Unruh unruh-spam at physics.ubc.ca
Fri Feb 22 10:28:28 UTC 2008


Greg Hennessy <greg.hennessy at localhost.localdomain> writes:

>On 2008-02-22, Unruh <unruh-spam at physics.ubc.ca> wrote:
>>>High precision orbital dynamics, such as the JPL's DE405, are done in 
>>>Barycentric Dynamic Time, which runs at a different rate than TAI, but
>>>is "TAI like" in that it has no leap seconds.
>>
>> It does? The second was defined to make the speed of light a consant. Are
>> you saying they use a system in which the speed of light changes from time
>> to time? That sounds horrible. 

>I am saying that high precision orbital dynamics are done from the
>reference frame of the solar system, which we call the barycentric
>frame. The barycentric time rate is different from that of TAI by a
>factor of about 1e-15 if I remember correctly. 

Ah.

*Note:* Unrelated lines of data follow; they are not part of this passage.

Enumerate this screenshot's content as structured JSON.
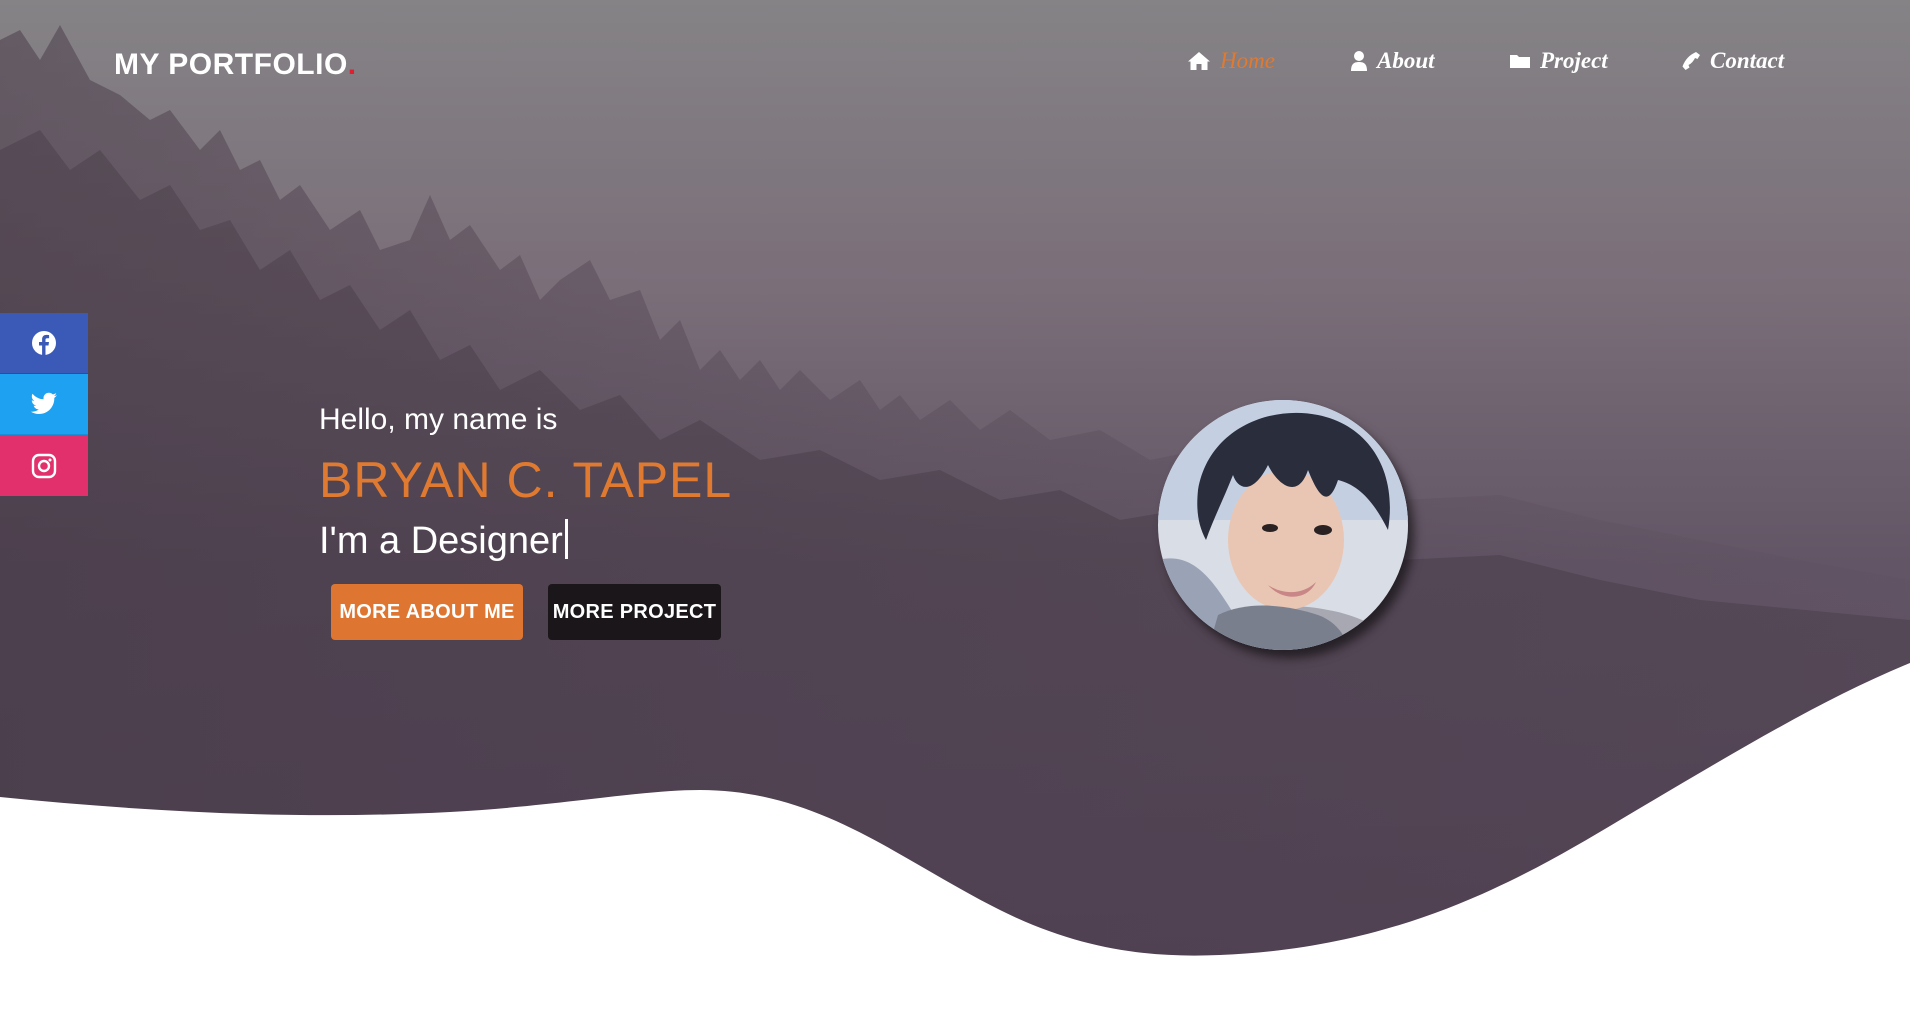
{
  "brand": {
    "name": "MY PORTFOLIO",
    "dot": ".",
    "dot_color": "#e01e2f"
  },
  "nav": {
    "items": [
      {
        "label": "Home",
        "icon": "home-icon",
        "active": true
      },
      {
        "label": "About",
        "icon": "user-icon",
        "active": false
      },
      {
        "label": "Project",
        "icon": "folder-icon",
        "active": false
      },
      {
        "label": "Contact",
        "icon": "phone-icon",
        "active": false
      }
    ]
  },
  "social": [
    {
      "name": "facebook",
      "icon": "facebook-icon",
      "color": "#3b5ab8"
    },
    {
      "name": "twitter",
      "icon": "twitter-icon",
      "color": "#1ea1f1"
    },
    {
      "name": "instagram",
      "icon": "instagram-icon",
      "color": "#e1306c"
    }
  ],
  "hero": {
    "greeting": "Hello, my name is",
    "name": "BRYAN C. TAPEL",
    "role": "I'm a Designer",
    "buttons": {
      "about": "MORE ABOUT ME",
      "project": "MORE PROJECT"
    },
    "avatar_icon": "profile-photo"
  },
  "colors": {
    "accent": "#e07a30",
    "overlay": "#5c4c5f",
    "dark_button": "#1a1619"
  }
}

OK, There are General relativistic corrections, agreed. 

>> While it may be slowing on average, it is noise and it could well speed up
>> as well.

>Noise implies that the changes are both positive and negative, in
They are
>which case a leap second won't be needed. If it is systematic,
They would still be needed. Just because your computer's drift rate is both
positive and negative does not mean that compensation is not needed. 
They do not necessarily average out on the time scale of years. 

There is a net drift to longer days. but superposed on that is a noise
which even over the time scale ofyears makes a difference. An earthquake in
Java rearranges the moment of inertia of the earth and changes the rotation
rate of the earth, and it can be positive or negative.

>i.e. the changes are more in one direction than another, a leap second
>will be needed.

It is needed even if it equal in both directions over a long time.